The song has an infectious lead that pulls you along to the very end a one off attempt that worked..

from Headlines
available on CD - Best of Flash in the Pan


wo yao ni de ai  performed by grace chang ge lan  1958
Recommended by king8egg [profile]

this is a cover of a song which i have been told is a song by hendricks, lambert and ross. the original title is "i want you to be my baby" but the translation of the chinese title is "i want your love". this version of the song is sung in both english and chinese. this song was recently used in the tsai ming-liang film "the hole" as well. the song has an infectious rhythm and great lyrics that can even make me sing along. though some passages in both chinese and english are sung way too fast for me to properly sing along. i usually hate to sing, so any song that can make me want to sing along is quite an accomplishment.

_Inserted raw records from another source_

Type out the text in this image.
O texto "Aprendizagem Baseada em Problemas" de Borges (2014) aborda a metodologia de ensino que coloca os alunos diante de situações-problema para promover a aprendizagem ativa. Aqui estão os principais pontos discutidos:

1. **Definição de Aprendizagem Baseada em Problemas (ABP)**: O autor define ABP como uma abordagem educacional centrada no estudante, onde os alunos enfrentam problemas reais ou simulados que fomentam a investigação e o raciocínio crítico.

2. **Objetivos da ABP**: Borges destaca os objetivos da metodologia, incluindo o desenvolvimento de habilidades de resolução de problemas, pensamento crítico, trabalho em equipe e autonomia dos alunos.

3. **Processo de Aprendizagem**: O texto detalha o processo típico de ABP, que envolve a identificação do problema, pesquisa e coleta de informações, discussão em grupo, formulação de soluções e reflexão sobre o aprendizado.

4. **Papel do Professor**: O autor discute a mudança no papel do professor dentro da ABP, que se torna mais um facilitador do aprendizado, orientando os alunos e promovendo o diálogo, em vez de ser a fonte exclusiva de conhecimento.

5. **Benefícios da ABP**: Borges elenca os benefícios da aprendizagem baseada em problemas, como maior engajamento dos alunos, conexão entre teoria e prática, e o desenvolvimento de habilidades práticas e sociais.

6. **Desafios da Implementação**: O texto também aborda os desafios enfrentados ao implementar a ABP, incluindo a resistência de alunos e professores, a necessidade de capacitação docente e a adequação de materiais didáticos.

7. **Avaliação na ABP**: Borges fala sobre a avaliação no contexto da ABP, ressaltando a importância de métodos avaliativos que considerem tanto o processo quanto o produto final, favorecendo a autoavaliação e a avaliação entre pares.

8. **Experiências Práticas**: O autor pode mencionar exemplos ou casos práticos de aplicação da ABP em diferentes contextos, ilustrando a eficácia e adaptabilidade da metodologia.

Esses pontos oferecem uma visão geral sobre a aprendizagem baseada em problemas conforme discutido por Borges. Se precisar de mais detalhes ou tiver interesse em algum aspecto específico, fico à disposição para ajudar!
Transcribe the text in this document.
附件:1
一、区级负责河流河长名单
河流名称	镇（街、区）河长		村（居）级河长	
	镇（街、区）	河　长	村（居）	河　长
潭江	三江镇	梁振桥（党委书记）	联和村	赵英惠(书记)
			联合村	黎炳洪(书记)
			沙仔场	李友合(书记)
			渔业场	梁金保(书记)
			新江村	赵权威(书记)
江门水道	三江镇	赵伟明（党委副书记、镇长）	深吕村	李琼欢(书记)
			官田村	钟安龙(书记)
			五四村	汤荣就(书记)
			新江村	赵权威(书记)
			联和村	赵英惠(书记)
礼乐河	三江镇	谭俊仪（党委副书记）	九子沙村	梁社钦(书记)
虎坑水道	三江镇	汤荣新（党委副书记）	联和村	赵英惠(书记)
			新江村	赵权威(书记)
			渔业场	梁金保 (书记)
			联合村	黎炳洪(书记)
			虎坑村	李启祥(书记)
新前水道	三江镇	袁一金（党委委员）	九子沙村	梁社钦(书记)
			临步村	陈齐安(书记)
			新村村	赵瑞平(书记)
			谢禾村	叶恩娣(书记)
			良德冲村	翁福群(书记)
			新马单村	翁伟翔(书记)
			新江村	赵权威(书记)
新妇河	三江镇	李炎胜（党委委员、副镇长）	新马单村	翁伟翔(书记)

from the age of shanghainese pops 1930-1970, available on CD




  tinks: you're right, jon hendricks wrote this, but i don't believe he ever recorded it with lambert, hendricks and ross. it was originally recorded by louis jordan in 1952, and lillian briggs had a modest-sized hit with it in 1955. nonetheless, it's a terrific song, and this version sounds very, very interesting.
  Aquatown: Great to hear I'm not the only one who loves this song. Now that I know the proper English title I searched my record collection for other versions and found one by Ellie Greenwich - but Grace's version is definately the keeper.
  king8egg: this song has also been recently used in a mcdonald's commercial here in taiwan. now if they'd start re-issuing her stuff again i'd be very happy indeed.
  tea rose: Love the song too but unfortunately there is limited information about it provided online. Do you know where I can obtain both the Chinese and English lyrics for it? And also an English website on Grace Chang? I am turning into a fan of her songs!
  jeeter: Tsai ming-liang uses another Grace Chang (Ge Lan) song in his latest film, "Goodbye, Dragon Inn," now out on DVD. I believe the song is called "Chong Feng." It's beautiful, in a quaint, old-fashioned way. Not an up-tempo pop number like wo yao ni de ai--more of a ballroom-y ballad. Anybody know whether this song is available on CD?
  KiMono-Stereo: The book mentioned above is unfortunatly not available outside china. But I just got two 10" and one CD of Grace Chang. Unfortunately all is written in chinese that I can not read, so I don`t know, what song you are talking about. But there is one funny song, where she sneezes and then sings: "Gesundheit" in German. Very funny stuff :-). Actually I'm a great fan of japanese singer Eri Chiemi, that is a bit similiar stuff...
Zigarillo  performed by Botho Lucas Singers und die Sound Masters  1972
Recommended by delicado [profile]

This one of the most insanely catchy and infectious tracks I've heard in a long time. Opens with a sparse bongo beat, accompanied by 'mouth percussion'. A German voice sounding slightly like aging British radio DJ Tommy Vance starts talking ('Der man, das Zigarillo'), before a catchy piano riff and jaunty easy listening chorus come in. A fun track - nice that compilations like 'pop shopping 2' come out and save things like this from total obscurity.